The latest snapshot of retail activity reported by the Commerce Department on Monday comes after a consumer pullback in April, which depressed retail sales by 0.6 percent. May's increase was slightly larger than the 1 percent rise some that economists were predicting and was the biggest gain since March.
In a second report from the department, the U.S. trade deficit swelled to a record $48.3 billion in April, reflecting Americans' demand for foreign-made goods, especially cars, TVs, furniture and clothes.
April's trade deficit was 3.8 percent larger than March's shortfall, which had been the previous all-time monthly high.

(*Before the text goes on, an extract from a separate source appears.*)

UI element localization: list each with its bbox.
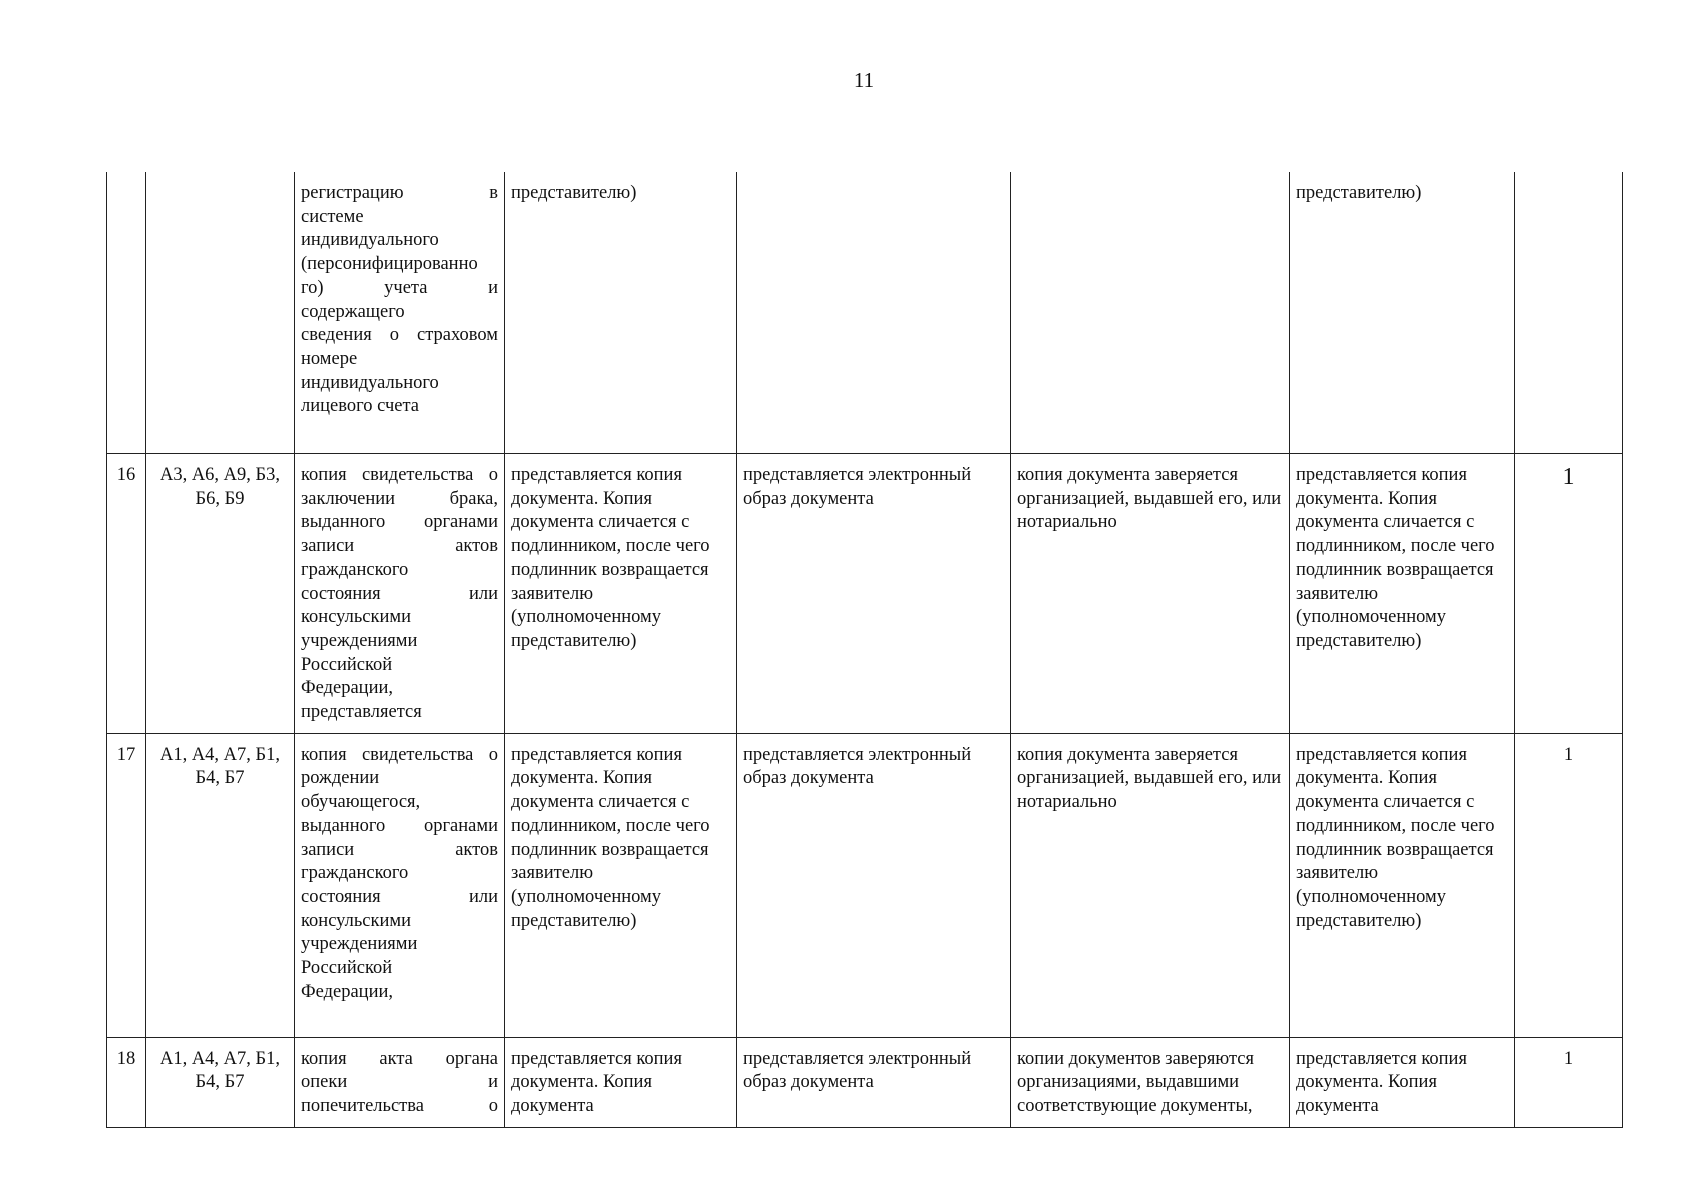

The rebounding U.S. economy has been supporting demand for imported goods.
Imports of goods and services rose by 0.2 percent in April to a record $142.3 billion. Exports, meanwhile, dropped by 1.5 percent to $93.9 billion, which nonetheless was the second-highest level on record.
Higher imported crude oil prices also contributed to the trade deficit in April. The average price of imported crude oil rose to $31 a barrel, the highest since February 1983.

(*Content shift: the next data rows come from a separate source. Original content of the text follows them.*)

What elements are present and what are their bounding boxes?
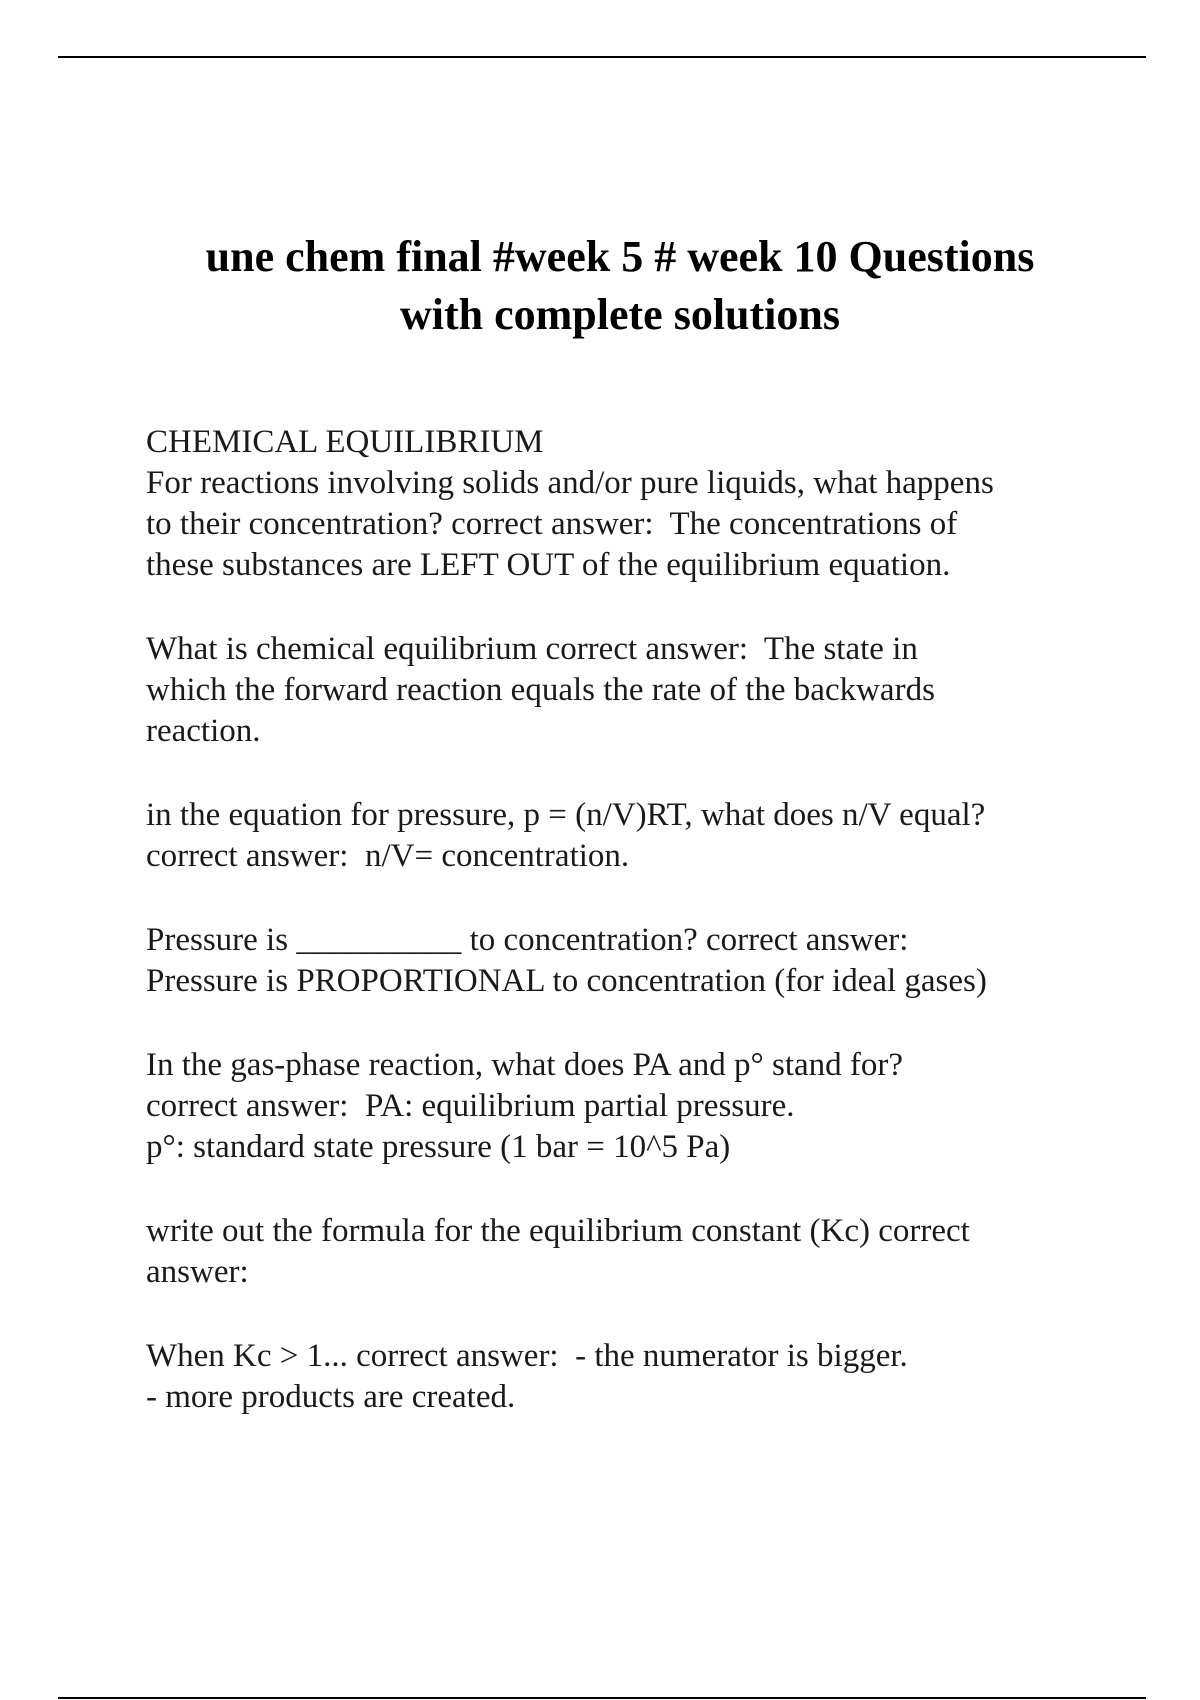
document-title: [100, 228, 1140, 344]
title-line-2: with complete solutions: [400, 290, 840, 339]
qa-block-equilibrium-solids: [146, 422, 1146, 586]
text-line: Pressure is PROPORTIONAL to concentration (for ideal gases): [146, 963, 987, 999]
text-line: reaction.: [146, 713, 261, 749]
text-line: p°: standard state pressure (1 bar = 10^5 Pa): [146, 1129, 731, 1165]
qa-block-pressure-proportional: [146, 920, 1146, 1002]
qa-block-kc-formula: [146, 1211, 1146, 1293]
qa-block-kc-greater-than-one: [146, 1336, 1146, 1418]
text-line: correct answer: PA: equilibrium partial pressure.: [146, 1088, 795, 1124]
text-line: to their concentration? correct answer: The concentrations of: [146, 506, 958, 542]
text-line: these substances are LEFT OUT of the equilibrium equation.: [146, 547, 951, 583]
text-line: When Kc > 1... correct answer: - the numerator is bigger.: [146, 1338, 908, 1374]
qa-block-pressure-equation: [146, 795, 1146, 877]
text-line: which the forward reaction equals the rate of the backwards: [146, 672, 935, 708]
text-line: write out the formula for the equilibrium constant (Kc) correct: [146, 1213, 970, 1249]
text-line: answer:: [146, 1254, 249, 1290]
qa-block-gas-phase: [146, 1045, 1146, 1168]
text-line: in the equation for pressure, p = (n/V)RT, what does n/V equal?: [146, 797, 986, 833]
text-line: For reactions involving solids and/or pure liquids, what happens: [146, 465, 994, 501]
qa-block-chemical-equilibrium: [146, 629, 1146, 752]
top-rule: [58, 56, 1146, 58]
bottom-rule: [58, 1697, 1146, 1699]
title-line-1: une chem final #week 5 # week 10 Questions: [205, 232, 1035, 281]
text-line: - more products are created.: [146, 1379, 516, 1415]
section-heading: CHEMICAL EQUILIBRIUM: [146, 424, 544, 460]
text-line: What is chemical equilibrium correct answer: The state in: [146, 631, 918, 667]
text-line: correct answer: n/V= concentration.: [146, 838, 630, 874]
document-body: [146, 422, 1146, 1461]
text-line: Pressure is __________ to concentration? correct answer:: [146, 922, 909, 958]
text-line: In the gas-phase reaction, what does PA and p° stand for?: [146, 1047, 904, 1083]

On Wall Street, though, inflation fears sent stocks lower. The Dow Jones industrials lost 75.37 points to close at 10,334.73.
In the retail sales report, sales at automobile dealerships increased by 2.7 percent in May, an improvement from the 2.1 percent decline in April and the biggest gain since November. Excluding sales at automobile dealerships, retail sales went up 0.7 percent in May.
"As the economy continues to pick up steam, retailers are reaping the benefits," said Rosalind Wells, chief economist at the National Retail Federation.
Sales at clothing stores, department stores, health and beauty shops, sporting goods, music and book stores, and grocery stores all increased in May. However, sales of furniture and building supplies declined. People also ate out less, causing sales at restaurants and bars to dip.
Consumer spending accounts for about two-thirds of all U.S. economic activity.